Creative has been a buzzword in PR for the past five years. As such, we’ve seen more creative-focused titles cropping up at shops large and small. But if you look at all the folks at an agency with “Creative” in their title, you would probably find a wide range of different skills, experience and capabilities.
This means that any discussion about “creative” or “creatives” really needs to begin with a definition of terms. And while some firms have much clearer lines of demarcation between design, content, production, creative, etc., there still seems to be a fair degree of confusion that stems from the widespread – and poorly defined – term “creative.”

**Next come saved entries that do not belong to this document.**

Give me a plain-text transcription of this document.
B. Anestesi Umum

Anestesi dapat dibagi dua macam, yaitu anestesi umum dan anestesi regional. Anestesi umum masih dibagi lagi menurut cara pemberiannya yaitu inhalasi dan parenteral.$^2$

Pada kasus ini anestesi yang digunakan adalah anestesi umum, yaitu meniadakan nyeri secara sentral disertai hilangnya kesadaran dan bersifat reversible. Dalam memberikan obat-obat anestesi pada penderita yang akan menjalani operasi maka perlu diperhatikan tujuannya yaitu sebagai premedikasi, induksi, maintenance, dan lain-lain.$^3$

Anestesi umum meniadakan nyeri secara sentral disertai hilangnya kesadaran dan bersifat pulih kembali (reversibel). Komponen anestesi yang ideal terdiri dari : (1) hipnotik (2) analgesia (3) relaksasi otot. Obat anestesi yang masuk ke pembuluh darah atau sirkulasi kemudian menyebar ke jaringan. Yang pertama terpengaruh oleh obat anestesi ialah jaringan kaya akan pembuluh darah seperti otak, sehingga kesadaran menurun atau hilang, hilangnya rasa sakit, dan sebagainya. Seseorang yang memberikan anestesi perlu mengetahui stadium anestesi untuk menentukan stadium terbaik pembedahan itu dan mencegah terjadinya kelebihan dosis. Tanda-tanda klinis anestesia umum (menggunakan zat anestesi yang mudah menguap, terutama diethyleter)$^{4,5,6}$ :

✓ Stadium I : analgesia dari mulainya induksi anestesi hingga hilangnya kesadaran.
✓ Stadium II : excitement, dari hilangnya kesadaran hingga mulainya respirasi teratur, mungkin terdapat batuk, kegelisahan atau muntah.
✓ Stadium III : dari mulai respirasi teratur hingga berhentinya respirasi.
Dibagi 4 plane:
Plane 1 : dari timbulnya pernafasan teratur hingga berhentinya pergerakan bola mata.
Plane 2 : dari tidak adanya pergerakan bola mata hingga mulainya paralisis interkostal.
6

But before debating what or who should be deemed a “Creative,” the first step is really separating them by their core function so that we are talking about a common set of roles. Not that these different forms of creative should not work together, they should. And not that folks who sit in one area should be precluded from contributing to another. But by and large, they are not interchangeable just because they have the word “creative” in their title. And as leaders develop staffing strategies, it is best to consider where to place someone, what to expect from them as an output, and what capabilities they are really acquiring.
Here are some observations that are guiding this thinking (full disclosure: I’m an ex-ad agency person). Frankly, these thoughts are probably not shared by all at my firm, so there’s clearly room for debate.
Too often, design creative that is more executional is confused with idea-driven or conceptually grounded creative.
This important set of skills (graphic design, layout, look/feel, color palette, brand guidelines, etc.) and the capabilities it represents should probably be managed separately, as the skills, talent, production issues and priorities are different. Here there is a much clearer and discernable process, timeline and cost structure associated with the deliverable. It generally does not require an insight or an integrated ideation process, and it can be executed by a single creative designer overseen by a project manager. We would call this capability Design with a capital D. It’s output is generally a visual object of some kind.
Too often creative is confused with production.
“I need a video that looks like x, y and z.” This request requires a range of creative skills to develop a script and concept, which is often visual in nature and which needs to be produced ultimately (location, permit, lighting, editing, sound, color correction, etc.) and possibly distributed. This visual content – whether a two-minute how-to video or a video for a corporate meeting – is best managed by a production department or producer. Like Design above, this is Production with a capital P. In the world of PR, this is a need that most often is associated with content, and the output is most often a visual piece (and typically video).
While ideas fuel everything we do, the ideas that make for great work are special.
This is probably the trickiest area and the one in which creativity is probably most valuable. While everyone who works in the marketing communications field is capable of developing ideas that can shape and guide client recommendations, the pursuit of the Big Idea is what we are talking about. Something that rises above a number of tactics, that is bigger than any one expression – however creative those expressions are. The pursuit of the Big Idea and who/how teams get there is probably the most contentious topic as it relates to the issue of Creative. What is important to understand here is what skills, experience and inclination are best suited to this task.
As my colleague Stefan Gerard explores in his companion piece to this, PR/communication programs are often not defined by an anchor visual expression. More often, a Big Idea takes the form of a platform idea that can inspire a series of inter-related activities, some of which may be visual or not. And given the channel and medium-agnostic tendency of PR, the Big Idea must inspire work/activity across a wide range of channels – some owned, some paid, some shared and some earned.
This means that big C “Creative Thinking” in this area requires a range of different types of folks from a range of different backgrounds. Some of these folks are likely to have Creative titles, from digital, advertising and social agencies, as well as folks from other strategic and executional disciplines such as media relations, experiential marketing, etc. The bottom line is that the pursuit of the Big Idea in the context of integrated marketing communication is bigger than any one discipline. What they all have in common is the ability to collaborate around a single idea that guides and shapes a wide range of expressions.